Reed Valley Orchard apples, 2008
A family birthday celebration in fall led to the making of a new fall apple salad. Reed Valley Orchard apples probably make any apple salad irresistible, but I had a particular notion about this salad, and no recipe to do what I wanted. With Gold Rush and Stayman Winesaps in the house -- two different versions of tart-sweet-complex appleness -- I envisioned a sort of Waldorf Salad that did not use mayonnaise*.
What to do for the birthday party? I looked at recipes for inspiration, looked in my refrigerator, cabinets, and herb garden for a reality check, and devised this, a work in progress:
Kentucky Fall Apple Salad 1 or 2 limes 1 cup fresh pecans, toasted and finely chopped 8 fine, firm fall apples, diced with skins on. I used six Gold Rush and two Stayman Winesap. Four stalks crisp celery, finely chopped 1/2 cup golden raisins 1/3 cup dried cranberries (chop these lightly if you like) 1/2 cup fresh mint, sliced fine (optional, like everything else in this recipe! I used mint at first only for garnish but then discovered it adds nicely to the flavors if treated like a proper ingredient.) 2 Tablespoons neutral oil like grape seed, or a nut oil like pecan, walnut, or hazelnut 2 teaspoons amber maple syrup (omit or add more at your option) 1 tablespoon prepared horseradish (the kind with nothing but horseradish, or just horseradish and vinegar, and maybe salt: no cream or oil)
- Squeeze the juice from one lime into a large work bowl.
- As you dice apples, put the dice in the work bowl and toss to coat with lime juice to keep the apples from browning.
- Add the chopped celery, pecans, golden raisins, dried cranberries and fresh mint.
- Stir together the oil, maple syrup, and horseradish.
- Add the oil mixture to the apple mixture and toss thoroughly.
- Taste, and adjust to suit the apples and your preferences.
- Want it more tart? Squeeze half or all the second lime and add it.
- Want it sweeter? Add more maple syrup.
- Want more zing? More horseradish.
- Want more color? More cranberries or celery, or both.
That's the recipe.
Musings about some of these ingredients, for those who like such things:
Nigella Lawson caught my attention when I heard her say on NPR, "I go mad for mint in summer. I think it's very undervalued." But mint in summer in Kentucky sometimes fades a bit. Mint in spring and fall are amazing. Our Wayne County mint, probably a spearmint, has dozens of perfect leaf rosettes in fall, just as it has in April.
Horseradish, too, has become a new subject of fascination, and I am relieved all our attempts to root it out of our garden have failed. Homemade grated, prepared horseradish from good friends made this fall apple recipe sing (high soprano, specifically), and I am maybe perhaps sort of possibly thinking about seeing whether I can prepare some from our hearty, persisting plants. Falling for horseradish....delightful.

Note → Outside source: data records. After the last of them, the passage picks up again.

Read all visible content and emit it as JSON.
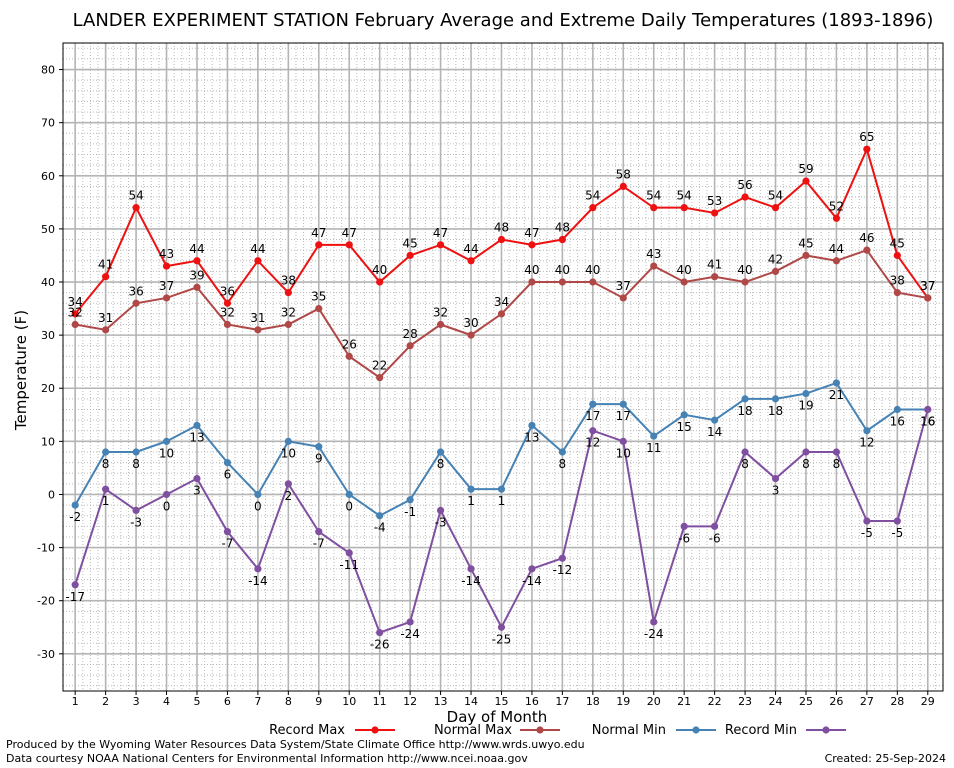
{
  "chart_data": {
    "type": "line",
    "title": "LANDER EXPERIMENT STATION February Average and Extreme Daily Temperatures (1893-1896)",
    "xlabel": "Day of Month",
    "ylabel": "Temperature (F)",
    "x": [
      1,
      2,
      3,
      4,
      5,
      6,
      7,
      8,
      9,
      10,
      11,
      12,
      13,
      14,
      15,
      16,
      17,
      18,
      19,
      20,
      21,
      22,
      23,
      24,
      25,
      26,
      27,
      28,
      29
    ],
    "xlim": [
      0.6,
      29.5
    ],
    "ylim": [
      -37,
      85
    ],
    "yticks": [
      -30,
      -20,
      -10,
      0,
      10,
      20,
      30,
      40,
      50,
      60,
      70,
      80
    ],
    "grid": true,
    "legend_position": "bottom",
    "series": [
      {
        "name": "Record Max",
        "color": "#ee1111",
        "values": [
          34,
          41,
          54,
          43,
          44,
          36,
          44,
          38,
          47,
          47,
          40,
          45,
          47,
          44,
          48,
          47,
          48,
          54,
          58,
          54,
          54,
          53,
          56,
          54,
          59,
          52,
          65,
          45,
          37
        ]
      },
      {
        "name": "Normal Max",
        "color": "#b04848",
        "values": [
          32,
          31,
          36,
          37,
          39,
          32,
          31,
          32,
          35,
          26,
          22,
          28,
          32,
          30,
          34,
          40,
          40,
          40,
          37,
          43,
          40,
          41,
          40,
          42,
          45,
          44,
          46,
          38,
          37
        ]
      },
      {
        "name": "Normal Min",
        "color": "#4682b4",
        "values": [
          -2,
          8,
          8,
          10,
          13,
          6,
          0,
          10,
          9,
          0,
          -4,
          -1,
          8,
          1,
          1,
          13,
          8,
          17,
          17,
          11,
          15,
          14,
          18,
          18,
          19,
          21,
          12,
          16,
          16
        ]
      },
      {
        "name": "Record Min",
        "color": "#8050a0",
        "values": [
          -17,
          1,
          -3,
          0,
          3,
          -7,
          -14,
          2,
          -7,
          -11,
          -26,
          -24,
          -3,
          -14,
          -25,
          -14,
          -12,
          12,
          10,
          -24,
          -6,
          -6,
          8,
          3,
          8,
          8,
          -5,
          -5,
          16
        ]
      }
    ]
  },
  "footer": {
    "producer": "Produced by the Wyoming Water Resources Data System/State Climate Office http://www.wrds.uwyo.edu",
    "source": "Data courtesy NOAA National Centers for Environmental Information http://www.ncei.noaa.gov",
    "created": "Created: 25-Sep-2024"
  }
}
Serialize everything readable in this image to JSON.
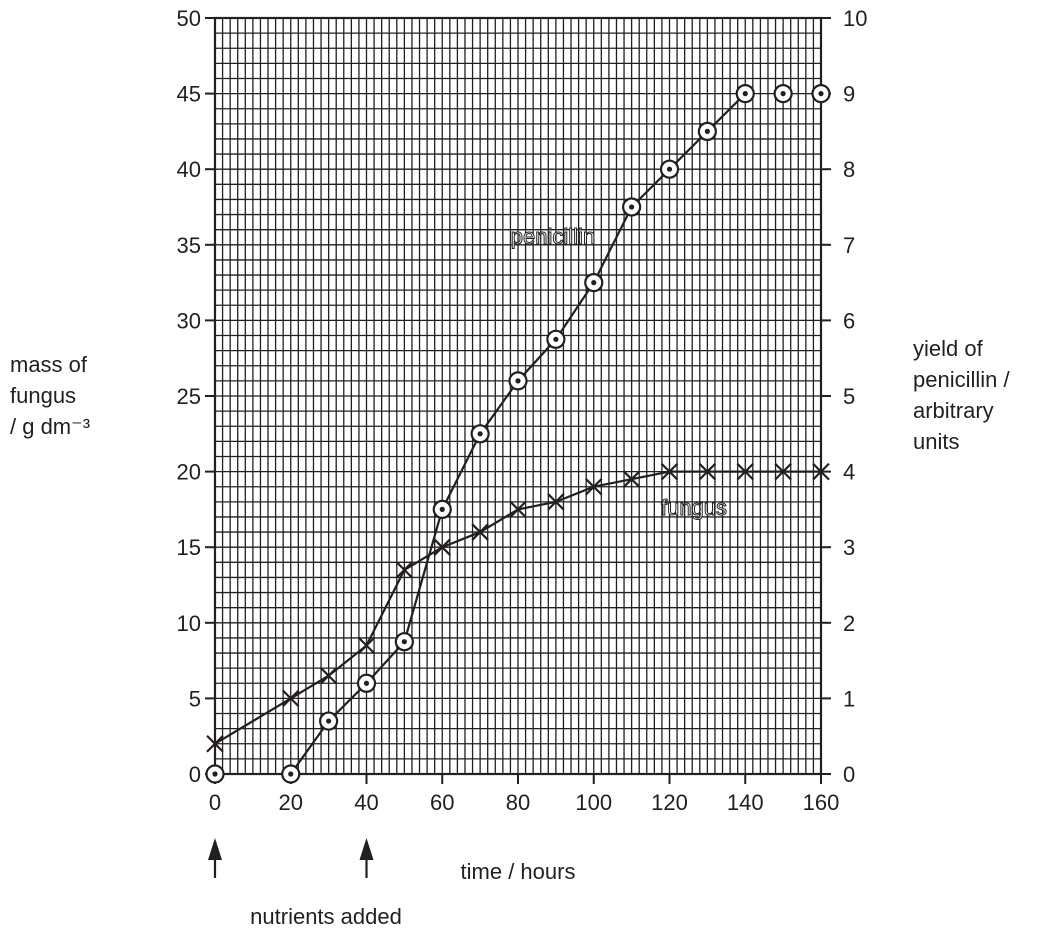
{
  "chart_data": {
    "type": "line",
    "x": [
      0,
      10,
      20,
      30,
      40,
      50,
      60,
      70,
      80,
      90,
      100,
      110,
      120,
      130,
      140,
      150,
      160
    ],
    "xlim": [
      0,
      160
    ],
    "x_ticks": [
      "0",
      "20",
      "40",
      "60",
      "80",
      "100",
      "120",
      "140",
      "160"
    ],
    "xlabel": "time / hours",
    "y_left": {
      "label": [
        "mass of",
        "fungus",
        "/ g dm⁻³"
      ],
      "lim": [
        0,
        50
      ],
      "ticks": [
        "0",
        "5",
        "10",
        "15",
        "20",
        "25",
        "30",
        "35",
        "40",
        "45",
        "50"
      ]
    },
    "y_right": {
      "label": [
        "yield of",
        "penicillin /",
        "arbitrary",
        "units"
      ],
      "lim": [
        0,
        10
      ],
      "ticks": [
        "0",
        "1",
        "2",
        "3",
        "4",
        "5",
        "6",
        "7",
        "8",
        "9",
        "10"
      ]
    },
    "grid": true,
    "series": [
      {
        "name": "fungus",
        "axis": "left",
        "marker": "cross",
        "x": [
          0,
          20,
          30,
          40,
          50,
          60,
          70,
          80,
          90,
          100,
          110,
          120,
          130,
          140,
          150,
          160
        ],
        "values": [
          2,
          5,
          6.5,
          8.5,
          13.5,
          15,
          16,
          17.5,
          18,
          19,
          19.5,
          20,
          20,
          20,
          20,
          20
        ]
      },
      {
        "name": "penicillin",
        "axis": "right",
        "marker": "circle-dot",
        "x": [
          0,
          20,
          30,
          40,
          50,
          60,
          70,
          80,
          90,
          100,
          110,
          120,
          130,
          140,
          150,
          160
        ],
        "values": [
          0,
          0,
          0.7,
          1.2,
          1.75,
          3.5,
          4.5,
          5.2,
          5.75,
          6.5,
          7.5,
          8,
          8.5,
          9,
          9,
          9
        ],
        "unconnected_x": [
          0,
          150,
          160
        ]
      }
    ],
    "annotations": {
      "arrows_at_x": [
        0,
        40
      ],
      "text": "nutrients added"
    }
  },
  "colors": {
    "ink": "#231f20",
    "background": "#ffffff"
  }
}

* And a PS about Emulsions - An Emulsion Diversion: I am a mayonnaise snob. And I am a mayonnaise wimp. Probably you are too, after reading about the kinds of conditions that yield mass-market eggs, and the kinds of unwanted hitchhikers those eggs may bring into the kitchen of someone making mayonnaise, and then into your mouth.
I never liked mayonnaise until I learned to make it from scratch in a quick three minutes in the blender. (I'm not enough of a snob to require making it by hand with a whisk.) I make it with half olive oil, half something neutral, like grape seed oil. Tangy, olive-oily, adaptable (wasabi, chili, garlic, horseradish....) And I make it with pastured, organic, free range eggs from a farm I have visited, Elmwood Stock Farm.
So now I like (very specific certain versions of safe homemade) mayonnaise. I won't eat anyone else's mayonnaise, though, unless a family member makes it, and I know the hens that laid the eggs, pretty much by name. I also do not use my own homemade mayonnaise when cooking for people I do not know well. Why go through all that explaining and caveating, and they probably like "Hades-mans" best anyway?